Some years after the nation of the U.S. declared its official independence, many things began to change, and a new historical chapter started to commence in the United States.
On June 20, 1782, the nation’s state seal was finally approved by the Continental Congress, after a committee was first created to design the seal on July 4, 1776. Nearly six years and four designs later, the U.S. seal uses an eagle that holds a scroll in its beak with the E Pluribus Unum motto; in one claw is an olive branch, a symbol of peace, and the other claw holds thirteen arrows, a symbol of war. The seal is used on many official documents.
Shortly after 1776, states began to adopt their own official state seals, mottos, nicknames, and much more, which are all used to symbolize and represent the uniqueness of each state that resides within the nation.
So, what is the meaning of Delaware’s state seal? The official great seal of the state of Delaware is pretty unique in design, especially when compared with other state seals. Delaware’s seal was originally adopted on January 17, 1777, with the inscription reading “Great Seal of the State of Delaware”, which surrounds the coat of arms on the seal.
Great Seal of the State of Delaware
While Delaware’s seal has remained the same in original design, there have been some revisions over the years. Above the coat of arms, you can see three dates:
- 1704 – this date signifies the year of the first-ever Delaware General Assembly.

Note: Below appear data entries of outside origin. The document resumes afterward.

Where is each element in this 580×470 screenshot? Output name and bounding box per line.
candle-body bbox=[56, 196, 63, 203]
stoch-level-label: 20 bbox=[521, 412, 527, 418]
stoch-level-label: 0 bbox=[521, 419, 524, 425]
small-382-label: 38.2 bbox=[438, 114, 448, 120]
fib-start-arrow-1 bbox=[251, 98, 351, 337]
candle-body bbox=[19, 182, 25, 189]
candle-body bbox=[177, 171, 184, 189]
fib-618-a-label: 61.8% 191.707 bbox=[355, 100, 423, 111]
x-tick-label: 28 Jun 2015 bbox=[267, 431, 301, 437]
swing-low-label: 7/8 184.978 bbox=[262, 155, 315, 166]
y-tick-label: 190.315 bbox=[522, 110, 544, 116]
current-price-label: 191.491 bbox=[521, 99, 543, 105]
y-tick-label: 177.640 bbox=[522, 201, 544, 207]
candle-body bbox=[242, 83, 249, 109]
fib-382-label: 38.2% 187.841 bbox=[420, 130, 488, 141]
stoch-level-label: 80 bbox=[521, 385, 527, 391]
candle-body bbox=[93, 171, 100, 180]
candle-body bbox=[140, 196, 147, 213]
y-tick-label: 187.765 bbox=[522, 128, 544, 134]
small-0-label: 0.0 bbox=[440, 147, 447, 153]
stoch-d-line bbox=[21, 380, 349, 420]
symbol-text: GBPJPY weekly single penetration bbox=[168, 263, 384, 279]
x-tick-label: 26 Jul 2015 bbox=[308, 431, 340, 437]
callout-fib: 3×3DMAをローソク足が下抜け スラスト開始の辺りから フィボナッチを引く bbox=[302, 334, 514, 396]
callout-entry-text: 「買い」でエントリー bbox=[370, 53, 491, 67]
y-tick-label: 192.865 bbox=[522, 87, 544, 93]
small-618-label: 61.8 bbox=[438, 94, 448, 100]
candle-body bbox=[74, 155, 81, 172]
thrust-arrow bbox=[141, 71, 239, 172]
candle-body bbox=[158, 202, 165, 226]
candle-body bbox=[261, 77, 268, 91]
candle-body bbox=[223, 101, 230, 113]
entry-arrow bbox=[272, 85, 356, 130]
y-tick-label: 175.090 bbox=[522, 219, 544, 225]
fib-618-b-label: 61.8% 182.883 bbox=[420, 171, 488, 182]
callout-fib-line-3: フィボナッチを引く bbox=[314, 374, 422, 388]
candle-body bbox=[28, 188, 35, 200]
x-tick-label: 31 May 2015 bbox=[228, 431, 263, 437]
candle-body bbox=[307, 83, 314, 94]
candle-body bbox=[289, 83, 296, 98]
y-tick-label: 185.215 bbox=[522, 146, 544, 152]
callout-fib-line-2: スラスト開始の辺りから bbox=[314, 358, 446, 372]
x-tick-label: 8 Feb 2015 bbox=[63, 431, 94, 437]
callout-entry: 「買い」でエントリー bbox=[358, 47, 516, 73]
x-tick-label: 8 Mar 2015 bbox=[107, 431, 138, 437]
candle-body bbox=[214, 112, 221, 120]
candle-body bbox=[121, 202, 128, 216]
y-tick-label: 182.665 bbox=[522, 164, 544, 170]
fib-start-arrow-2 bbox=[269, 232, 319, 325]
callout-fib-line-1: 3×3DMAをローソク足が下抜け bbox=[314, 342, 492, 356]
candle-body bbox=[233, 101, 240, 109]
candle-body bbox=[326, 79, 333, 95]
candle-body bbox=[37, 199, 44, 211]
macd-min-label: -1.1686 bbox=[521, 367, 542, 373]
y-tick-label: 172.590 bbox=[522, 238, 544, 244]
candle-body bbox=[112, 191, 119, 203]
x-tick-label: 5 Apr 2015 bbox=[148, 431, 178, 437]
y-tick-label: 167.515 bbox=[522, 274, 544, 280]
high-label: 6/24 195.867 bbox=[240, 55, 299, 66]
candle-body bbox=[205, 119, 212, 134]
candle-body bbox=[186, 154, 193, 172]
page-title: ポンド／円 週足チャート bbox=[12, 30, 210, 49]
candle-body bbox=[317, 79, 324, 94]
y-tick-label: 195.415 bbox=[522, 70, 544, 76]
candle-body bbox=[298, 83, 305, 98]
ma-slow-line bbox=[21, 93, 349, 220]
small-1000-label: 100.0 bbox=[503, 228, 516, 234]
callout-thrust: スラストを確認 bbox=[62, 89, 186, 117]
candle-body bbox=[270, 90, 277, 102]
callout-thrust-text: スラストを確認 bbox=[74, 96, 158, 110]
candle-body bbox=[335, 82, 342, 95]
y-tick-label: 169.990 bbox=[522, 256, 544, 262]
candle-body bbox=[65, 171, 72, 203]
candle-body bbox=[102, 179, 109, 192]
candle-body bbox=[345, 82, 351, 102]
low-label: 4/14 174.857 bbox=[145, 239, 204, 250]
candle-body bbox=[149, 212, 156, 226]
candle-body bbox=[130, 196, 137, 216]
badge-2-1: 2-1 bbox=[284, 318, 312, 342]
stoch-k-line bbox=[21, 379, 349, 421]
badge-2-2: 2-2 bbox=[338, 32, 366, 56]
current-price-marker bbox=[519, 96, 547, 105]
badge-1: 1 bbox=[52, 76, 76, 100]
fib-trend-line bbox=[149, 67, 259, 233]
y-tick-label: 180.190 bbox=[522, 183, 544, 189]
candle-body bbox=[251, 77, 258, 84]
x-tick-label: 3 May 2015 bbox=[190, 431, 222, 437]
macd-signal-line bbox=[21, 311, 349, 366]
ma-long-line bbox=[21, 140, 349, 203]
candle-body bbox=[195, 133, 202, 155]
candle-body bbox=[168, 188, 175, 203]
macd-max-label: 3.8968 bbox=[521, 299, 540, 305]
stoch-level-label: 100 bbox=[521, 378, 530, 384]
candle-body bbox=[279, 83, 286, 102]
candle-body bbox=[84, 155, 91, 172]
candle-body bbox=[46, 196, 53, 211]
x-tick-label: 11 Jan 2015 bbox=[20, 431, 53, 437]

- 1776 – this is the year Delaware officially declared its independence from Great Britain.
- 1787 – in this year Delaware was ratified to the United States Constitution, which is when it became the first-ever official state!
The state’s coat of arms which is displayed in the state seal can also be found on the official state flag too. Delaware’s seal is very busy, containing many significant pictures and symbols, which all represent something unique to the state.
The ship that features is a symbol of Delaware and New Castle County’s extensive and famous ship building industry and successful commercial coastal activities. The Farmer and Wheat Sheaf that feature in the seal is signifying the central role that farming and agriculture has had on the state past and present.
Inclusion of the militiaman pays homage to the role in which the citizen-soldier played to maintain American liberties. Indian Corn that is also present goes by the name of Maize and shows us the agricultural impact on the state’s strong economy.
The water in the symbol represents the Delaware River, which has aided the state’s commerce and transportation sectors tremendously over the years. The addition of the Ox is to display the importance of animal husbandry (breeding) to the state’s economy. Most states will have their seals showcase a relevant story, that is indicative of the state and its history, and the First State is certainly no different.